The races studied are: Pisinga purpura (PP), Colorado (C), Chaucha (CH), Amarillo de ocho (AO), Chiriguano (CHO), Orgullo cuarenton (OC), Criollo amarillo (CA), Amarillo ancho (AA), Capia blanco (CB), Capia tabanito (CT), Capia purpura (CP), Capia rosado (CR), Chulpi (CHI), Socorro (S), Perla (P), Blanco ocho rayas (BOR), Ocho rayas (OR), Altiplano (A), Pinto (PO), Culli (CI) and Negro (N). These races constitute the 2 operational taxonomic units (OTU's).
Some morphological traits of these kernels were evaluated: 1) type (amylacea, amylaesaccharata, indurata, orysae), 2) pericarp (colourless, light coloured and dark coloured), 3) aleurone layer color (coloured or colourless), 4) amyloproteic parenchyma color (colourless, coloured), 5) kernel shape (rostrated, cuneiform, round or extended), 6) hard endosperm ratio, 7) kernel weight, 8) kernel length, 9) kernel width and 10) kernel thickness. The biochemical traits evaluated are: 11) protein content, 12) saline soluble protein content, 13) zein content, 14) glutelin content.
Polyacrylamide gel electrophoresis of zein (PAGE) let us obtain traits 15 to 51 using the criterion of presence-absence of bands (the electrophoretical patterns can be seen in Figure 1). Finally through SDS polyacrylamide gel electrophoresis of soluble proteins, we obtained traits 52 to 64 using the previous criterion (the electrophoretical patterns can be seen in Figure 2).
We have made a basic data matrix (BDM). Using traits 1 to 14 a mean taxonomic distance matrix (MTD) was built. Then, with this MTD we built the phenogram shown in Figure 3, by the unweighted pair group using arithmetic averages (UPGMA). On the basis of those traits derived from the electrophoretical studies, an association matrix (OTU x OTU) was built, using the simple matching coefficient (SMC), from which the resulting phenograms (see Figures 4 and 5) were built by the UPGMA method.
According to what we have previously analyzed, it can be deduced that those races studied can be clustered into 2 or 3 very well-defined racial complexes, in which there is a smaller distance among the different races. The different groupings show a partial congruence though statistically significant. Otherwise, the results obtained on the basis of protein storage traits are also partially congruent with those measured on the basis of traditional morphological traits (Melchiore, personal communication).

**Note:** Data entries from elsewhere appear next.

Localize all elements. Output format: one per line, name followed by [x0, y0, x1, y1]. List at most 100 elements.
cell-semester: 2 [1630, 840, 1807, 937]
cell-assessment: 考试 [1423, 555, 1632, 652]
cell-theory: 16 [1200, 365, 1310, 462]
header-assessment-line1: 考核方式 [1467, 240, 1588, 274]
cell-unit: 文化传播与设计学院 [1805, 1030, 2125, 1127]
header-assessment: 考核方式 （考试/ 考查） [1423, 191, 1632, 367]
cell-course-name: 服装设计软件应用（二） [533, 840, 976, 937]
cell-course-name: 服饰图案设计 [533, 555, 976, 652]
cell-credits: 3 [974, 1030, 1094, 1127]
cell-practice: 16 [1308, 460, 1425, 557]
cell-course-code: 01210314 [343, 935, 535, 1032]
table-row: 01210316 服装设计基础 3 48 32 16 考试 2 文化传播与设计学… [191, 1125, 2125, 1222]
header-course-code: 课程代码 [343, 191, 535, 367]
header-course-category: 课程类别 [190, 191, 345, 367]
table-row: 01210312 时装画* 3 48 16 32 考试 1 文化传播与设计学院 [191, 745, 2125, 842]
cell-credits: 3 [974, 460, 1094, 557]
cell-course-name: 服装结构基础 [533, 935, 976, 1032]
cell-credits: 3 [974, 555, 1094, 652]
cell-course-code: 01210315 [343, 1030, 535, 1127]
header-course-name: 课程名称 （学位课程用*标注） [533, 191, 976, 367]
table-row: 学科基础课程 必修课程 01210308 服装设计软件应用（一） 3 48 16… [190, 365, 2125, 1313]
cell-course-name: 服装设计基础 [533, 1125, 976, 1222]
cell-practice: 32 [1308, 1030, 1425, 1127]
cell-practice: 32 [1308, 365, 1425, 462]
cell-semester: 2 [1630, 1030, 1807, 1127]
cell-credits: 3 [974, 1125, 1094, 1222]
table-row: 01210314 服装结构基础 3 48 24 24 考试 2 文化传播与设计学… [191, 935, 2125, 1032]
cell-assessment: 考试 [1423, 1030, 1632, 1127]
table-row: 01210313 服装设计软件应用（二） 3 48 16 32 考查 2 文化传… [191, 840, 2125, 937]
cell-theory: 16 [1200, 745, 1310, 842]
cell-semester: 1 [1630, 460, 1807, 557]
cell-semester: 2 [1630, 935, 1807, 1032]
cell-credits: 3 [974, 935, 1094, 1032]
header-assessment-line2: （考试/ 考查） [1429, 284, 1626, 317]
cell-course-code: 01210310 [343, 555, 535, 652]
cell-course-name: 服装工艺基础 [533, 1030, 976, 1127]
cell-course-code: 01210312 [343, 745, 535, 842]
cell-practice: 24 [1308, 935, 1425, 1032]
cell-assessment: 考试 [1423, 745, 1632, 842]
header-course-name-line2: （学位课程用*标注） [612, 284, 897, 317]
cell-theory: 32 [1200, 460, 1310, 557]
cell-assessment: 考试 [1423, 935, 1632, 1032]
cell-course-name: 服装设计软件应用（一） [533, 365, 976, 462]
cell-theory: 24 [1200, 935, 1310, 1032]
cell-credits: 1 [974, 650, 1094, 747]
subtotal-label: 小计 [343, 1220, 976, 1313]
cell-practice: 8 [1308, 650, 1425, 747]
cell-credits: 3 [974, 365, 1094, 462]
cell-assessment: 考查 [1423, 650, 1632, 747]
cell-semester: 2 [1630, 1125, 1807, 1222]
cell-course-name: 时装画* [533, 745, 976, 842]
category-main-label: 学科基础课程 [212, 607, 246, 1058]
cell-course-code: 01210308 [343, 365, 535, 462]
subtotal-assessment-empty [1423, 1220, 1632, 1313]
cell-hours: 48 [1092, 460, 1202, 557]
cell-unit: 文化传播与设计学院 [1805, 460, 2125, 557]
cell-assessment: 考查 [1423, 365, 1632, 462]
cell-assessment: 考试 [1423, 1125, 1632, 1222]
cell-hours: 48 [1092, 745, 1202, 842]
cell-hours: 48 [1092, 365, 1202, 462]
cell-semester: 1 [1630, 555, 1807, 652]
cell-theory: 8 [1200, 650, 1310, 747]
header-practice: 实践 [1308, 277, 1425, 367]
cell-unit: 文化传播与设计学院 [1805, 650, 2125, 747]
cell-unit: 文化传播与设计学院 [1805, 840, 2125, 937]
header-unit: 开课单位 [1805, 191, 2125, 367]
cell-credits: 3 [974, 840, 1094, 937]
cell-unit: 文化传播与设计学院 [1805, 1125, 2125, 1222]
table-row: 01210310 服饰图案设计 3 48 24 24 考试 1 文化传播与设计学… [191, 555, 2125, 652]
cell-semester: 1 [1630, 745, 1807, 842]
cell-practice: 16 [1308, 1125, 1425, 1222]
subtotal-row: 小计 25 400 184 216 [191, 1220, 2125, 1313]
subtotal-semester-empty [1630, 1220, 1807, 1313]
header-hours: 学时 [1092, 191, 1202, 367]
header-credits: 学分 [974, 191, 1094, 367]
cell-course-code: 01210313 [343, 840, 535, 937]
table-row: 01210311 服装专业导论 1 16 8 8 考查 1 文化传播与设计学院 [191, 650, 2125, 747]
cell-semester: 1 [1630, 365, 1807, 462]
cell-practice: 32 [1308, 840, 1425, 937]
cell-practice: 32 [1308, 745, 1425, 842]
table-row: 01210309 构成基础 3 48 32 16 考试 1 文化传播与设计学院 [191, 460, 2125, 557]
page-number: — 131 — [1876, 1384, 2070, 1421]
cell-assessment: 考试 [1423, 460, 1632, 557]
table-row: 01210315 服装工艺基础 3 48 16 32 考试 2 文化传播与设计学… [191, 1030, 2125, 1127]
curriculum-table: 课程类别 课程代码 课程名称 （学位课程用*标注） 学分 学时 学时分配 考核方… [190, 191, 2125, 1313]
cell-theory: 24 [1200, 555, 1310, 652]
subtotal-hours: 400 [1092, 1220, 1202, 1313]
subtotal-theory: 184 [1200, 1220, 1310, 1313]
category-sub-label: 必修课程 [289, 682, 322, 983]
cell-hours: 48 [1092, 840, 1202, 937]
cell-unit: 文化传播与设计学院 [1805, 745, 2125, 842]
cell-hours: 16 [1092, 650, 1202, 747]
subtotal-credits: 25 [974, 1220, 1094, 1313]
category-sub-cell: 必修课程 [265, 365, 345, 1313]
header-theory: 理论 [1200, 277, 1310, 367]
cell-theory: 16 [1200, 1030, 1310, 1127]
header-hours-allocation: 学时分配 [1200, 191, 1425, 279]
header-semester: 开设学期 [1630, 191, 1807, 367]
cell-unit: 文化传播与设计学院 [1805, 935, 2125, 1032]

Finally these results point out that biochemical traits can be appropriate to make a clustering analysis and in addition they are demonstrative of the considerable variation among the different races. This fact is in accord with what we have previously communicated in similar studies and documents the enormous variability present in maize.

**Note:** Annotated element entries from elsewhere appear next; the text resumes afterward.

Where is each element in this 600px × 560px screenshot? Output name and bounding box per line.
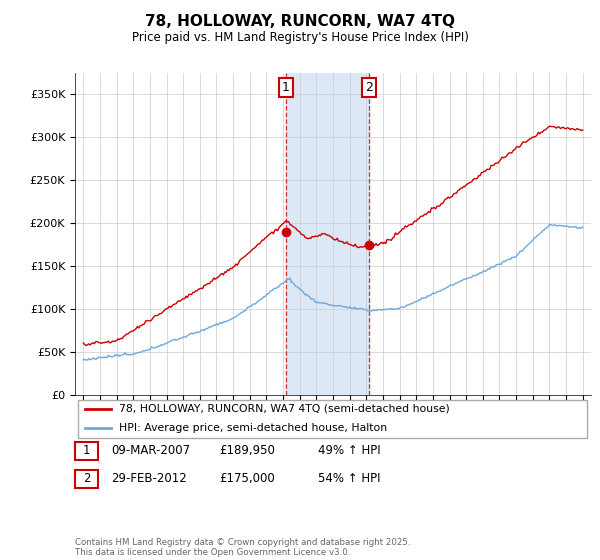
Text: Price paid vs. HM Land Registry's House Price Index (HPI): Price paid vs. HM Land Registry's House … [131,31,469,44]
Text: 1: 1 [282,81,290,94]
Text: 78, HOLLOWAY, RUNCORN, WA7 4TQ (semi-detached house): 78, HOLLOWAY, RUNCORN, WA7 4TQ (semi-det… [119,404,449,414]
FancyBboxPatch shape [77,400,587,437]
Text: 2: 2 [83,472,90,486]
Text: 49% ↑ HPI: 49% ↑ HPI [318,444,380,458]
Bar [286,73,369,395]
Text: HPI: Average price, semi-detached house, Halton: HPI: Average price, semi-detached house,… [119,423,387,433]
Text: £175,000: £175,000 [219,472,275,486]
Text: 09-MAR-2007: 09-MAR-2007 [111,444,190,458]
Text: 1: 1 [83,444,90,458]
Text: Contains HM Land Registry data © Crown copyright and database right 2025.
This d: Contains HM Land Registry data © Crown c… [75,538,410,557]
Text: 29-FEB-2012: 29-FEB-2012 [111,472,187,486]
Text: 2: 2 [365,81,373,94]
Text: £189,950: £189,950 [219,444,275,458]
Text: 54% ↑ HPI: 54% ↑ HPI [318,472,380,486]
Text: 78, HOLLOWAY, RUNCORN, WA7 4TQ: 78, HOLLOWAY, RUNCORN, WA7 4TQ [145,14,455,29]
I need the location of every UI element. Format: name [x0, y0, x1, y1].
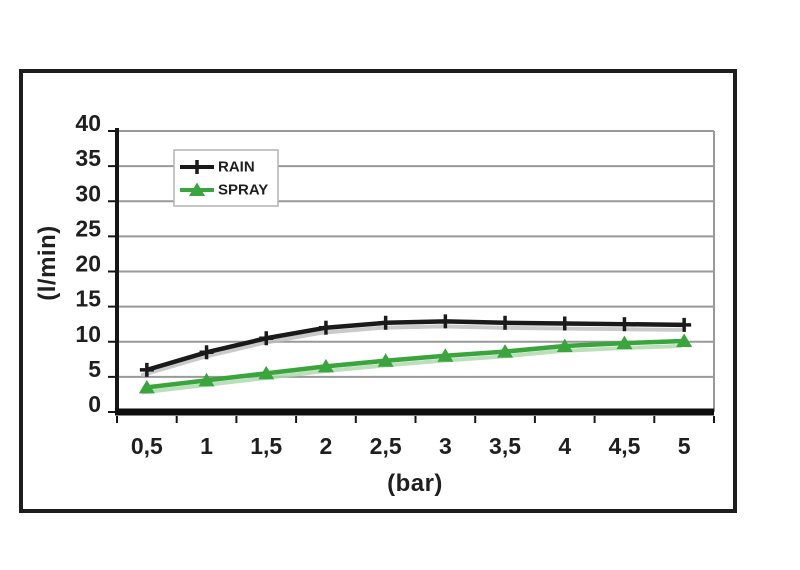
- spray-marker: [258, 365, 275, 380]
- x-tick-label: 3: [439, 433, 452, 459]
- y-tick-label: 20: [75, 251, 101, 277]
- y-tick-label: 10: [75, 321, 101, 347]
- series-markers-spray: [138, 333, 693, 394]
- y-tick-label: 15: [75, 286, 101, 312]
- series-shadows: [140, 324, 683, 395]
- chart-frame: [19, 69, 737, 513]
- x-tick-label: 4,5: [608, 433, 640, 459]
- rain-marker: [617, 317, 632, 332]
- legend-marker-spray: [189, 182, 205, 196]
- y-tick-label: 5: [88, 356, 101, 382]
- spray-marker: [497, 344, 514, 358]
- legend-box: [173, 149, 279, 207]
- rain-marker: [557, 316, 572, 331]
- rain-marker: [139, 362, 154, 377]
- y-tick-label: 30: [75, 180, 101, 206]
- y-tick-labels: 0 5 10 15 20 25 30 35 40: [75, 110, 101, 417]
- x-tick-label: 0,5: [131, 433, 163, 459]
- x-tick-label: 2: [320, 433, 333, 459]
- rain-marker: [498, 315, 513, 330]
- x-axis-ticks: [116, 416, 715, 423]
- legend-marker-rain: [190, 160, 204, 174]
- x-tick-label: 2,5: [370, 433, 402, 459]
- spray-marker: [616, 335, 633, 350]
- spray-marker: [437, 348, 454, 362]
- legend-label: SPRAY: [218, 182, 268, 199]
- rain-marker: [318, 320, 333, 335]
- rain-marker: [438, 314, 453, 329]
- spray-marker: [556, 338, 573, 352]
- x-tick-labels: 0,5 1 1,5 2 2,5 3 3,5 4 4,5 5: [131, 433, 691, 459]
- x-tick-label: 5: [678, 433, 691, 459]
- series-markers-rain: [139, 314, 692, 377]
- y-axis-title: (l/min): [34, 225, 61, 301]
- x-tick-label: 1,5: [250, 433, 282, 459]
- y-axis-ticks: [108, 130, 117, 413]
- series-line-rain: [144, 319, 687, 373]
- y-tick-label: 0: [88, 391, 101, 417]
- series-line-spray: [144, 338, 687, 390]
- legend-label: RAIN: [218, 159, 255, 176]
- rain-marker: [199, 345, 214, 360]
- x-axis-title: (bar): [387, 470, 443, 497]
- y-tick-label: 35: [75, 145, 101, 171]
- series-shadow-spray: [140, 344, 683, 395]
- rain-marker: [677, 317, 692, 332]
- spray-marker: [676, 333, 693, 348]
- rain-marker: [378, 315, 393, 330]
- spray-marker: [377, 353, 394, 367]
- x-tick-label: 4: [558, 433, 571, 459]
- x-tick-label: 3,5: [489, 433, 521, 459]
- spray-marker: [198, 372, 215, 387]
- rain-marker: [259, 331, 274, 346]
- spray-marker: [317, 358, 334, 373]
- legend-item-spray: SPRAY: [180, 182, 268, 199]
- y-tick-label: 25: [75, 215, 101, 241]
- spray-marker: [138, 379, 155, 394]
- series-shadow-rain: [140, 324, 683, 377]
- legend: RAIN SPRAY: [173, 149, 279, 207]
- x-tick-label: 1: [200, 433, 213, 459]
- legend-item-rain: RAIN: [180, 159, 255, 176]
- y-tick-label: 40: [75, 110, 101, 136]
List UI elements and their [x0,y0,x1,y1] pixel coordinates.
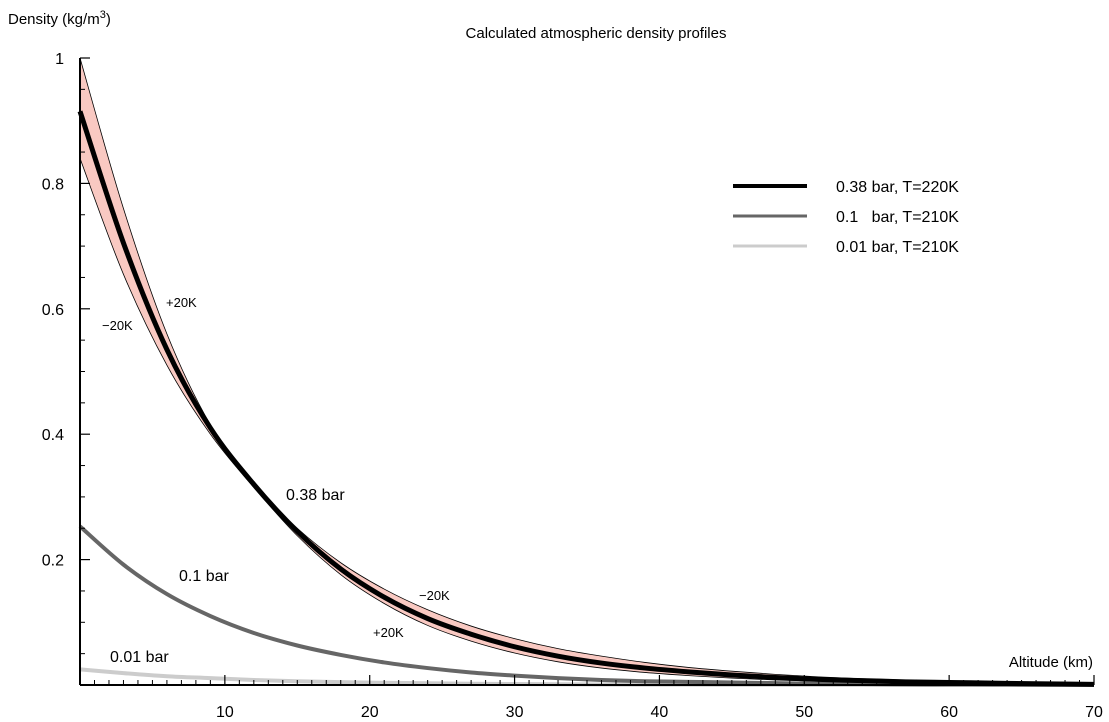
y-axis-label: Density (kg/m3) [8,9,111,28]
legend-label-1: 0.1 bar, T=210K [836,209,959,226]
band-upper-edge-0 [79,57,1095,685]
y-tick-label-2: 0.6 [42,302,64,319]
annotation-01-bar: 0.1 bar [179,568,229,585]
x-tick-label-1: 20 [361,704,379,721]
annotation-001-bar: 0.01 bar [110,649,169,666]
temperature-band-layer [79,57,1095,686]
y-tick-label-1: 0.4 [42,427,64,444]
legend-label-0: 0.38 bar, T=220K [836,179,959,196]
y-tick-label-4: 1 [55,51,64,68]
legend: 0.38 bar, T=220K 0.1 bar, T=210K 0.01 bar,… [733,179,959,256]
y-axis-label-close: ) [106,11,111,28]
series-layer [77,110,1095,687]
x-tick-label-3: 40 [651,704,669,721]
ticks-layer: 10 20 30 40 50 60 70 0.2 0.4 0.6 0.8 1 [42,51,1103,721]
annotation-minus20-mid: −20K [419,588,450,603]
legend-label-2: 0.01 bar, T=210K [836,239,959,256]
x-tick-label-4: 50 [795,704,813,721]
band-lower-edge-0 [79,158,1095,686]
x-axis-label: Altitude (km) [1009,654,1093,671]
annotation-plus20-top: +20K [166,295,197,310]
y-tick-label-0: 0.2 [42,553,64,570]
y-tick-label-3: 0.8 [42,176,64,193]
x-tick-label-0: 10 [216,704,234,721]
y-axis-label-sup: 3 [100,9,106,21]
x-tick-label-2: 30 [506,704,524,721]
x-tick-label-5: 60 [940,704,958,721]
series-line-0 [77,110,1095,687]
annotation-minus20-top: −20K [102,318,133,333]
x-tick-label-6: 70 [1085,704,1103,721]
annotation-plus20-mid: +20K [373,625,404,640]
chart-title: Calculated atmospheric density profiles [466,25,727,42]
annotation-038-bar: 0.38 bar [286,487,345,504]
y-axis-label-base: Density (kg/m [8,11,100,28]
temperature-band-0 [80,58,1094,685]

Figure 1. Polyacrylamide electrophoretic patterns of zein of races of maize from Salta.
Figure 2. SDS-polyacrylamide electrophoretic patterns of soluble proteins of races of maize from Salta.
Figure 3. Phenogram of 21 OTU's resulting from UPGMA cluster analysis of the OTU x OTU distance matrix, based on characters 1 to 14. r: cophenetic correlation coefficient.

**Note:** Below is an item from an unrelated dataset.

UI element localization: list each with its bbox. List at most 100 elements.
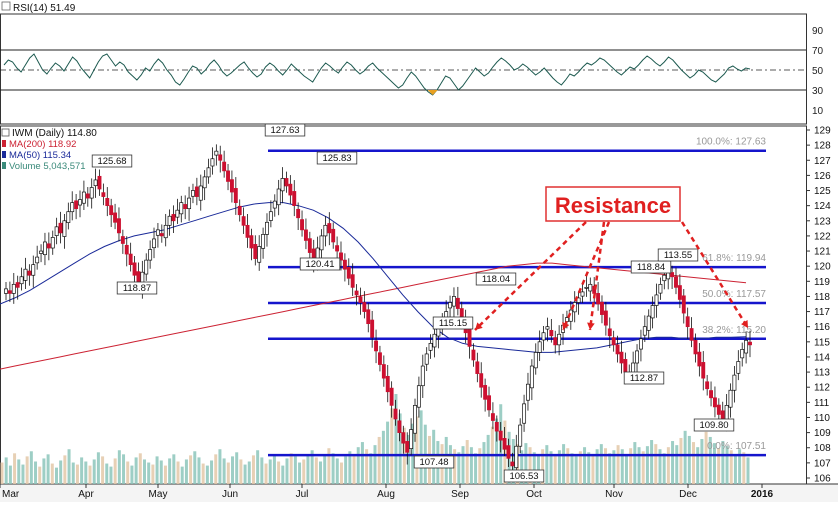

Figure 4. Phenogram of 21 OTU's resulting from UPGMA cluster analysis of the OTU x OTU association matrix, based on zein electrophoretic patterns. r: cophenetic correlation coefficient.
Figure 5. Phenogram of 21 OTU's resulting from UPGMA cluster analysis of the OTU x OTU association matrix, based on SDS-PAGE soluble proteins. r: cophenetic correlation coefficient.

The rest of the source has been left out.